Extraskeletal chondroma is a cutaneous condition, a rare benign tumor of mature cartilage.

== Signs and symptoms ==
An extraskeletal chondroma often manifests clinically as a nodular soft tissue mass that steadily enlarges without discomfort and may exist for varying lengths of time before diagnosis. The fingers and toes are the most often affected areas. The tumor is oval in shape and clearly defined; it rarely has a diameter more than 3 cm.

== Causes ==
Rather of coming from mature osseous or cartilaginous tissue, it is believed that this tumor originates from the fibrous stroma of soft tissues. Micro trauma that occurs repeatedly could be the trigger.

== Diagnosis ==
A positive diagnosis can only be made through a histological analysis. An extraskeletal osteochondroma may show up on traditional radiography as a well-circumscribed, lobulated mass with intense core mineralization. The extraskeletal position of the mass can be verified by CT, which can also reveal foci of ossification or calcification that help narrow the diagnosis to extraskeletal chondroma. The most effective radiologic method is magnetic resonance imaging (MRI), which is able to characterize the tumor's extent, contour, shape, and intensity as well as its relationship to any calcifications or surrounding structures.
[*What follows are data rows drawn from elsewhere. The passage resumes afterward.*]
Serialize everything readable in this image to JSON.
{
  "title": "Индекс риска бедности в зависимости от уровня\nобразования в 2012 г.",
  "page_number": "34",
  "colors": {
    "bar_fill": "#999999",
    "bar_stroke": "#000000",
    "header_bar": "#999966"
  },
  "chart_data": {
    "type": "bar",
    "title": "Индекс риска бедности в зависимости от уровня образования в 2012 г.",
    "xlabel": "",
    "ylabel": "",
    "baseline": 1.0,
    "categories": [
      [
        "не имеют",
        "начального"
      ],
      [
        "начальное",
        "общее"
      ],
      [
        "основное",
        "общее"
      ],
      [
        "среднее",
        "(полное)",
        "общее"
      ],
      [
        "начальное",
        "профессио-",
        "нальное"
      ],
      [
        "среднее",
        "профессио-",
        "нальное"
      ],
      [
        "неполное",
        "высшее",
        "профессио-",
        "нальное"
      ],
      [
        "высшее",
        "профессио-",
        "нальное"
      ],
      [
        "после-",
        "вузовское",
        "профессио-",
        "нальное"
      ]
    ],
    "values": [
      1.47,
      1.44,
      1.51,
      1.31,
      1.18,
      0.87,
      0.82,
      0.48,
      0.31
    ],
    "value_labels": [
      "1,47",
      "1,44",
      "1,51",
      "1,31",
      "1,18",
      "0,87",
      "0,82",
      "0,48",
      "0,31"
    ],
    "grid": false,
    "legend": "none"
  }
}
According to histopathology, the tumor has a lot of lobular structures and certain sections that resemble mucus-containing hyaline cartilage. Eosinophilic cells with a spindle or circular form are sparsely distributed throughout the tumor matrix. Tumor cells enlarge and take on a rounded appearance, resembling hyaline cartilage. Incomplete lacuna-like voids can occasionally occur in the surrounding matrix. In few circumstances, multinuclear cells and nuclear atypia are present in benign chondroma as well.

== Treatment ==
The only effective treatment is surgery, however recurrence is frequent.